On the other hand, when the requirements of the present invention are satisfied (Experiments 4 to 6, 10 to 12), the chemical liquid obtained by mixing the liquids A and B has a curing time of 10 seconds or more. The uniaxial compressive strength value of the formed cured product after one day from gelation is 0.10 kg / cm ² or more, and the syneresis rate is 15% by volume or less. Also satisfied the above-mentioned performance criteria of the chemical solution and was able to achieve the object of the present invention.

[0025]

[Effects of the Invention] With the silicate-based soil stabilizing chemical solution and ground stabilization method of the present invention, when the gel time of the chemical solution is adjusted to a range of 10 to several minutes, that is, a so-called slow-cure type, the conventional bicarbonate is hardened.
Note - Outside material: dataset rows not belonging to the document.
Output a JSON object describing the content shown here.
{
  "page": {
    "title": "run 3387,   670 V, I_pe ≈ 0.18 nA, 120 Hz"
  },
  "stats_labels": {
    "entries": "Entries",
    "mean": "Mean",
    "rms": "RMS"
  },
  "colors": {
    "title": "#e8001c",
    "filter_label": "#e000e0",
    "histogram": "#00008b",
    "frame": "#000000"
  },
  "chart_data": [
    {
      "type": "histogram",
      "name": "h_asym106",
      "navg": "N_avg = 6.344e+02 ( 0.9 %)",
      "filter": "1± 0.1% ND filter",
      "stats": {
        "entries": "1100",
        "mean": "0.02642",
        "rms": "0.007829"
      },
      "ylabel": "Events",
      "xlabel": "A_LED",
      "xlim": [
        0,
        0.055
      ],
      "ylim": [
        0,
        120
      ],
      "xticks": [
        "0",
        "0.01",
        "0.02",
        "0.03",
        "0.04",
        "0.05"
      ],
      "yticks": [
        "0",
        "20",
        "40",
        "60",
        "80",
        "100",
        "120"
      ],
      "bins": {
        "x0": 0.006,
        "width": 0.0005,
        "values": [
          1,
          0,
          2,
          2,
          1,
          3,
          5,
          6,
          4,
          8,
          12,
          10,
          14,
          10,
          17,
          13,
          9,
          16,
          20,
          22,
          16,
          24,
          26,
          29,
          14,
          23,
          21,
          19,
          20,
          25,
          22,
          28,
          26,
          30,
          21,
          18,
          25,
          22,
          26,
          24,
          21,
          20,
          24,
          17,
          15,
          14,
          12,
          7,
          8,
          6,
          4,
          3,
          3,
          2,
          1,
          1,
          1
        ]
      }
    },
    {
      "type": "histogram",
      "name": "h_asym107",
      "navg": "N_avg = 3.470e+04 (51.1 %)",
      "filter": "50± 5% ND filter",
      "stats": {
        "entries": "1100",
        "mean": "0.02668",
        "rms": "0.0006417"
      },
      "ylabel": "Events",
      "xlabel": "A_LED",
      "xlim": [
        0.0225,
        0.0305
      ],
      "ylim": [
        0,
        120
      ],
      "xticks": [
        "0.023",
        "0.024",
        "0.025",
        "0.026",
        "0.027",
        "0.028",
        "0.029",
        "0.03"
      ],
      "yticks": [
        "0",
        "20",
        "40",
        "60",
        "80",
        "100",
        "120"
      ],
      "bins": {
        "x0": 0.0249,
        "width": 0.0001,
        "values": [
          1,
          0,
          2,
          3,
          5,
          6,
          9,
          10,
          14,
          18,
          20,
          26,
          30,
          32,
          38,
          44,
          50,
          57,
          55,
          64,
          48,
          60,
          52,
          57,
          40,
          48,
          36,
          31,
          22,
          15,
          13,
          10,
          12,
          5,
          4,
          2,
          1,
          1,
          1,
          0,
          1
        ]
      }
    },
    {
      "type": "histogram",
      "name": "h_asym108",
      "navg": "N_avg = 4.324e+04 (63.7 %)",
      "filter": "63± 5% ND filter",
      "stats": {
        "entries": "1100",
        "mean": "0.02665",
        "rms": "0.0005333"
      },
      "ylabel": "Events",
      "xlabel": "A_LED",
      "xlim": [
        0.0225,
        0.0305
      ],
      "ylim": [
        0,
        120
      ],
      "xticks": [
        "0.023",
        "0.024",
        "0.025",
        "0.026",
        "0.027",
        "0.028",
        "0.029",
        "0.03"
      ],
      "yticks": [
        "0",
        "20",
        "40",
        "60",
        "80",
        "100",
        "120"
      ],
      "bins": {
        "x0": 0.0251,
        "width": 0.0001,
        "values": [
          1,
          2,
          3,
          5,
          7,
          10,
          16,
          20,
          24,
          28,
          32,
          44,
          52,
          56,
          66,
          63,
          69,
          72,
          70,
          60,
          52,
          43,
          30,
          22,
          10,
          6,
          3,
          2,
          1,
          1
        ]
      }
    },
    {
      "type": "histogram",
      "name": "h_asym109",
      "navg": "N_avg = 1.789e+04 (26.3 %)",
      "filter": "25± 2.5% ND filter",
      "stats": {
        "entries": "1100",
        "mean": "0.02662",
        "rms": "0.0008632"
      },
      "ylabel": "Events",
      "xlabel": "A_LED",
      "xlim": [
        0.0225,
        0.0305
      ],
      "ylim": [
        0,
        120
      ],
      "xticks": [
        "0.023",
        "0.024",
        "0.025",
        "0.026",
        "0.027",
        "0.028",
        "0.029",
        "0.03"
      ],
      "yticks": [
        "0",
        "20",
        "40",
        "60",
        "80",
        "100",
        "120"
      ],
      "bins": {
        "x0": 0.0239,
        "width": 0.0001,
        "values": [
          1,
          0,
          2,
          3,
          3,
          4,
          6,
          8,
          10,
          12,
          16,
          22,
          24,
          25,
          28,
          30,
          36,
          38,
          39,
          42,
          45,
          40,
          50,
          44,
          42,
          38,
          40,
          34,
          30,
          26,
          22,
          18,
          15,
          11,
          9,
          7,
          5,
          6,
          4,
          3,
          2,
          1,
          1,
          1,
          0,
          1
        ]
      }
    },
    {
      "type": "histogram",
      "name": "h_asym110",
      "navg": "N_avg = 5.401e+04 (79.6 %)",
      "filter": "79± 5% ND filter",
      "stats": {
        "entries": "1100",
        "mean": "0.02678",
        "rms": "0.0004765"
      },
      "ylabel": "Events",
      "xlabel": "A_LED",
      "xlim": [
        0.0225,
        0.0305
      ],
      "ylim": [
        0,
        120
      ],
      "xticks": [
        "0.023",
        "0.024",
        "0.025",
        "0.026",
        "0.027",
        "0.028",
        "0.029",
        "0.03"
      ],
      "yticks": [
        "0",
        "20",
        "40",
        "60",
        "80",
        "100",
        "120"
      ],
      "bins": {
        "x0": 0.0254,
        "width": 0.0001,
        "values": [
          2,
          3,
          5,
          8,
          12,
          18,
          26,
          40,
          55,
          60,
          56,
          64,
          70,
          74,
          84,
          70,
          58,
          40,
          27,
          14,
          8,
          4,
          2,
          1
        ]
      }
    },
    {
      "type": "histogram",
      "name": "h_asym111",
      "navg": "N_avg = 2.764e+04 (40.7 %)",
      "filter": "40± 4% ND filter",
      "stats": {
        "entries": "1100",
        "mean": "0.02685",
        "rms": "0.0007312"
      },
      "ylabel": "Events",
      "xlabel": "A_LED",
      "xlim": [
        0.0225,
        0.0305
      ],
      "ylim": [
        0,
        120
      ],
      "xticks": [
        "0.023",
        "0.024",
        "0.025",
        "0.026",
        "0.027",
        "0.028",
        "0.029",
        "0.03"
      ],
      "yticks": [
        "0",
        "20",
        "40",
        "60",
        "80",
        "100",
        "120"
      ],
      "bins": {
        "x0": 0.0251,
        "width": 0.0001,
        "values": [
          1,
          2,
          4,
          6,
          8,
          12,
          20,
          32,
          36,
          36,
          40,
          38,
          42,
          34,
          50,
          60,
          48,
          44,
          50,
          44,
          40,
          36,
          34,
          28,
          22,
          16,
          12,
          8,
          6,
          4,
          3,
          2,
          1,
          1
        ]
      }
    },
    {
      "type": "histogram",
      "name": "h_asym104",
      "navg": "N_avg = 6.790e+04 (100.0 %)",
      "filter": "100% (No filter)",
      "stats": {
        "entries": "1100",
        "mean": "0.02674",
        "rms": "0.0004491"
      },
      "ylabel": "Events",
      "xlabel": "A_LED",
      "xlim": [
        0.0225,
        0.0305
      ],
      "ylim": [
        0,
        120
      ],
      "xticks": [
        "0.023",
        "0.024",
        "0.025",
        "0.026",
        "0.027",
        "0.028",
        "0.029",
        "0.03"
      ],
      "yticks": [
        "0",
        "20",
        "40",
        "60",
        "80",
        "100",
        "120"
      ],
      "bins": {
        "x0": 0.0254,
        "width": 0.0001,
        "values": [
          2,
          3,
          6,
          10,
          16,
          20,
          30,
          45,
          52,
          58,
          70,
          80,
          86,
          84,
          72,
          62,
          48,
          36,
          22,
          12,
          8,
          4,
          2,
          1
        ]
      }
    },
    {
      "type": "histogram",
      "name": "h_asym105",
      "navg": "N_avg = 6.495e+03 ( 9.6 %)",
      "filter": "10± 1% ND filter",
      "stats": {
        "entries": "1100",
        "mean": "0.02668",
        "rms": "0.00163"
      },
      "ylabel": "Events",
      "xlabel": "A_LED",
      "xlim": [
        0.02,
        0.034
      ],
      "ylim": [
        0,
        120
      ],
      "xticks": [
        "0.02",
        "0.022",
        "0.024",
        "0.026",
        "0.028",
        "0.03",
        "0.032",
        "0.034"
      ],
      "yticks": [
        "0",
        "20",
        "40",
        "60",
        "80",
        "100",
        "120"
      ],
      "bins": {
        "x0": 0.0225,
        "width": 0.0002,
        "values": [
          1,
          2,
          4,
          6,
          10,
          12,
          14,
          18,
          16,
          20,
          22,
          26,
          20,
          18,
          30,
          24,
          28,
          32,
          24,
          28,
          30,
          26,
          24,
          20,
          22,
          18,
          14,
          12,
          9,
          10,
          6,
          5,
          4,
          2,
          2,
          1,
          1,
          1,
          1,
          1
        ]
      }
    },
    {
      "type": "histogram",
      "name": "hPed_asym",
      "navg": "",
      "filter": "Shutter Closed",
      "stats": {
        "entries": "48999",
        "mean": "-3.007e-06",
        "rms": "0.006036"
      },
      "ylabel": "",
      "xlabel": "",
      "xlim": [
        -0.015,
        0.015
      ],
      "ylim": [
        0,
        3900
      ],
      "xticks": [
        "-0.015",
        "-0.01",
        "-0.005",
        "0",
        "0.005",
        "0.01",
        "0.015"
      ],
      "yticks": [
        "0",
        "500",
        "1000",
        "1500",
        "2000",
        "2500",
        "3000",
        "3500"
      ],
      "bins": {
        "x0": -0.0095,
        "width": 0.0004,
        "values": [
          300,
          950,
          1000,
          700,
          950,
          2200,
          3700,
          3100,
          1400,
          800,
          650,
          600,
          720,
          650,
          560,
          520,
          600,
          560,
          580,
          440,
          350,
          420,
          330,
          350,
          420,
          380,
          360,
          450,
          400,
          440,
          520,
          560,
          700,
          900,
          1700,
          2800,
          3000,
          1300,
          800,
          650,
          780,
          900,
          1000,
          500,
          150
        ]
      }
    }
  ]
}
Performance that could not be obtained with the chemical solution used as the agent component-The strength of the cured product formed is good.
At the same time, the performance that the syneresis phenomenon is small and the syneresis water generated from the cured body is small can be obtained at the same time, and the ground can be stabilized more safely and reliably.
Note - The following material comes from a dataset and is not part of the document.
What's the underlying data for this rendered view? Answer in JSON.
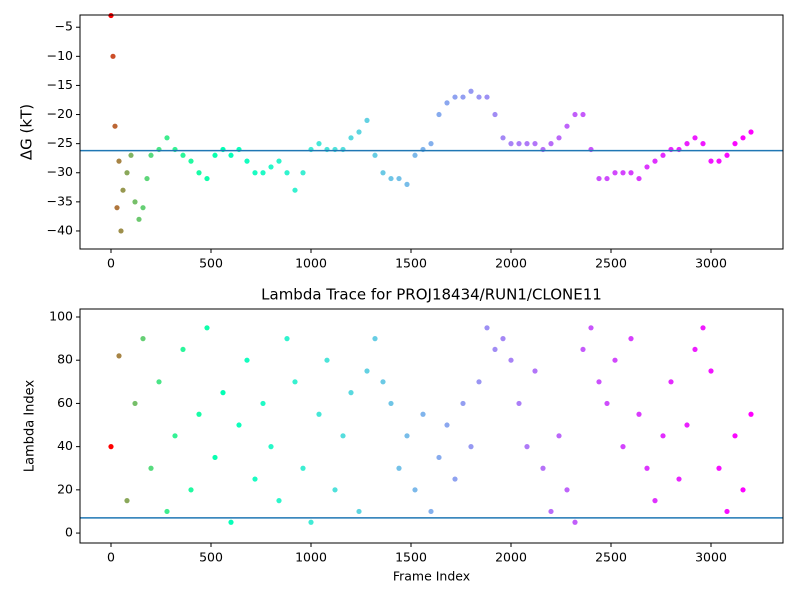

─────────────────────────────────────────────────── --- Continuation of the front page (56) References JP-A-5-320643 (JP, A) JP-A-59-45386 (JP, A) JP-A-7-166163 (JP, A) JP-A 53- 103611 (JP, A) JP-A-56-74181 (JP, A) JP-A-57-21478 (JP, A) (58) Fields investigated (Int.Cl. ⁷ , DB name) E02D 3/12 101 C09K 17/02 C09K 17/12 C09K 103: 00

Claims (2)

(57) [Claims] 1. A slow-moving soil stabilizing chemical solution having a gel time in the range of 10 seconds to several minutes, which is obtained by combining an alkaline silicate aqueous solution and a bicarbonate aqueous solution, wherein the bicarbonate is a sodium salt. It is a mixture with potassium salt, and its weight ratio is sodium bicarbonate: potassium bicarbonate = 5 by weight ratio.
It is in the range of 6:44 to 75:25 and SiO _{2 in} the chemical solution is
A silicate-based soil stabilization chemical characterized by being combined in the range of 40 to 60 parts by weight of bicarbonate per 100 parts by weight of min. 2. A method of injecting a silicate-based soil stabilization chemical into the ground and hardening the same to stabilize the ground,
A ground stabilization method, wherein the silicate-based soil stabilizing chemical according to claim 1 is used as the chemical.